Personal information
- Full name: Henry Richard Budgen
- Born: 4 July 1865 Brighton, Sussex, England
- Died: 13 March 1929 (aged 63) Ilford, Essex, England
- Batting: Right-handed
- Bowling: Unknown

Domestic team information
- 1886–1892: Sussex

Career statistics
| Competition | First-class |
| Matches | 10 |
| Runs scored | 120 |
| Batting average | 7.50 |
| 100s/50s | –/– |
| Top score | 32 |
| Balls bowled | 40 |
| Wickets | – |
| Bowling average | – |
| 5 wickets in innings | – |
| 10 wickets in match | – |
| Best bowling | – |
| Catches/stumpings | 6/– |
- Source: Cricinfo, 1 July 2012

= Henry Budgen =

English cricketer

Henry Richard Budgen (4 July 1865 – 13 March 1929) was an English cricketer. Budgen was a right-handed batsman, although his bowling style is unknown.
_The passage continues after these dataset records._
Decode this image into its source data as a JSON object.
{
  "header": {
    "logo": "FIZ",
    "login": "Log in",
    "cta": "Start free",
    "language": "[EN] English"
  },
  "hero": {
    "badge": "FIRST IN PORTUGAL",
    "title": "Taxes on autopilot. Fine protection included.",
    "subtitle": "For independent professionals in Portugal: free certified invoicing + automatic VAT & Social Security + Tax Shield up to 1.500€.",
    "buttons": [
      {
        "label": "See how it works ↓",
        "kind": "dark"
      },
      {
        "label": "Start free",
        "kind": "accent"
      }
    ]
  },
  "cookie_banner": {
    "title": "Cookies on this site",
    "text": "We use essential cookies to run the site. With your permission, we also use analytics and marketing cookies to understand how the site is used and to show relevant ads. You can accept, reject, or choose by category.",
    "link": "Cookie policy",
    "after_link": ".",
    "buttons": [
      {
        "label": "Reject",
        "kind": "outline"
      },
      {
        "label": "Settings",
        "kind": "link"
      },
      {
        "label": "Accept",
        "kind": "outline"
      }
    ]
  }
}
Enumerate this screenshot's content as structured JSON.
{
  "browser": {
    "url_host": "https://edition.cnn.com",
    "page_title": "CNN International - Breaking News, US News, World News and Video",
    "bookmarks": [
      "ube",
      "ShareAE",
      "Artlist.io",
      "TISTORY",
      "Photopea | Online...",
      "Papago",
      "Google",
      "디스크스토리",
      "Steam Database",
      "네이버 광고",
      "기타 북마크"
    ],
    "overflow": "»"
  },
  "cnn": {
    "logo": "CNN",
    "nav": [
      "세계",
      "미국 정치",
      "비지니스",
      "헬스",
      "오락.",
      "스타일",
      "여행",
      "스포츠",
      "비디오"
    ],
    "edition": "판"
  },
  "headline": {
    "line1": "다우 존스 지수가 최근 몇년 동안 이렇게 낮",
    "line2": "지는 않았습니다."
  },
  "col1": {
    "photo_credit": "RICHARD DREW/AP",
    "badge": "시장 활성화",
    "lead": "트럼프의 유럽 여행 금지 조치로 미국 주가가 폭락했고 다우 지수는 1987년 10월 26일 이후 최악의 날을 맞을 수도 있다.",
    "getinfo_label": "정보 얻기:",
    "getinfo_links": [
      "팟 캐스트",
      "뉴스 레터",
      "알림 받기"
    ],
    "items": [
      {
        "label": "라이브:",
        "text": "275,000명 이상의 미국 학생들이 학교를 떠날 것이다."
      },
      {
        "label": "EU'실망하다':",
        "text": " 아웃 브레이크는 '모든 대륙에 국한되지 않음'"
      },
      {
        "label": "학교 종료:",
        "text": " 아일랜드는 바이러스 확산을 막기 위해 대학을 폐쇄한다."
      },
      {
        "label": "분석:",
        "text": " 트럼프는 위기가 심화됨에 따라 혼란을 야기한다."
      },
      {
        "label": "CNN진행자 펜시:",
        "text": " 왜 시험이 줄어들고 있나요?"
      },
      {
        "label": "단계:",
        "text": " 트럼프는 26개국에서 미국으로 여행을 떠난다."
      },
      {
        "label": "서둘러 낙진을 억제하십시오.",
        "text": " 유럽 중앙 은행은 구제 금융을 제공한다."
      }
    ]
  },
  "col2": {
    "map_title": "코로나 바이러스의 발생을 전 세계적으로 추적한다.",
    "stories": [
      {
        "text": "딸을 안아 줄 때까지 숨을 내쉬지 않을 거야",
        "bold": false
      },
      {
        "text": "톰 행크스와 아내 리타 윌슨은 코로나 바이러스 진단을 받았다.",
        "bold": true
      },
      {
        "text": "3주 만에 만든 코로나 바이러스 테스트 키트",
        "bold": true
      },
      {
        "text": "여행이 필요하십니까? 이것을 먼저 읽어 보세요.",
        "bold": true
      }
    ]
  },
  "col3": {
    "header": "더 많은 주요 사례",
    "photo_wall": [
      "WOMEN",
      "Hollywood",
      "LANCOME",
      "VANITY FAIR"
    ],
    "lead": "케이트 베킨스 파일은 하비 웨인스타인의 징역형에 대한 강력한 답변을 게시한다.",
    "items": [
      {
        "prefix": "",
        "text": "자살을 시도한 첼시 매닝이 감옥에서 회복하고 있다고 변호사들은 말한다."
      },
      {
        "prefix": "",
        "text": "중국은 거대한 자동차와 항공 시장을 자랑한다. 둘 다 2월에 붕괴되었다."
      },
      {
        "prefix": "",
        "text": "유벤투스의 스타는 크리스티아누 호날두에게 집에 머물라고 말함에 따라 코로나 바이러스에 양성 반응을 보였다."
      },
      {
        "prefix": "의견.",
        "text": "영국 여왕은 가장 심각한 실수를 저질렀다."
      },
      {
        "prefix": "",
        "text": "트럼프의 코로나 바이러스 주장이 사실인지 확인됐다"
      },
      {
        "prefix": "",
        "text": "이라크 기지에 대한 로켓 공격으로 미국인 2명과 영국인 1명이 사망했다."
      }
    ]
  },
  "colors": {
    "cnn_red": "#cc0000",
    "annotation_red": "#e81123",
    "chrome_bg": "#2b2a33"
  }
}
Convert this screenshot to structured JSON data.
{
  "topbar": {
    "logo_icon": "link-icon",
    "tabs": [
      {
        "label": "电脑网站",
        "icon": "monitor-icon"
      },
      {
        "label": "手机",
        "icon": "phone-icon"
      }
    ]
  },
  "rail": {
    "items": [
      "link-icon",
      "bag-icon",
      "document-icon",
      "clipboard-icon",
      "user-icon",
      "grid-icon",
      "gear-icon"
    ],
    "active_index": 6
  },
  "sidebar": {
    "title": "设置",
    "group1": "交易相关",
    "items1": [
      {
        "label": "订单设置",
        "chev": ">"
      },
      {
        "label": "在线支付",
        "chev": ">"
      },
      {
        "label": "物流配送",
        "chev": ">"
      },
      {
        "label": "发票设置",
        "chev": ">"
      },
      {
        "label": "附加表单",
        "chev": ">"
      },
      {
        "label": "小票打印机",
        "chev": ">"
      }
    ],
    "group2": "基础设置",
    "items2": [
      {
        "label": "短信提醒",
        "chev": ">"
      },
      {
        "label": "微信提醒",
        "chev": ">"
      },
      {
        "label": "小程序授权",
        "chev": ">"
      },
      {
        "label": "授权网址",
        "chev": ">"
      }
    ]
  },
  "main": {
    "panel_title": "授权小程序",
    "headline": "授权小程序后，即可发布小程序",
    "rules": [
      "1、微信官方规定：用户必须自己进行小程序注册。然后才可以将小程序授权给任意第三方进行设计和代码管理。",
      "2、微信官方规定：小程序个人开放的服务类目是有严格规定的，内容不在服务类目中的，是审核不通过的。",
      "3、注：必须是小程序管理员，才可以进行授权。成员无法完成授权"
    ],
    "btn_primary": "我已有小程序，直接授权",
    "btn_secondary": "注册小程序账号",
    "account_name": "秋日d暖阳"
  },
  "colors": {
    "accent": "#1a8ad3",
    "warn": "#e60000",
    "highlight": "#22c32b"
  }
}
He was born at Brighton, Sussex.

Budgen made his first-class debut for Sussex against the Marylebone Cricket Club at Lord's in 1886. He made nine further first-class appearances for the county, the last of which came against Somerset at the County Ground, Taunton, in the 1892 County Championship. In his ten first-class matches, he scored a total of 120 runs at an average of 7.50, with a high score of 32.

He died at Ilford, Essex, on 13 March 1929.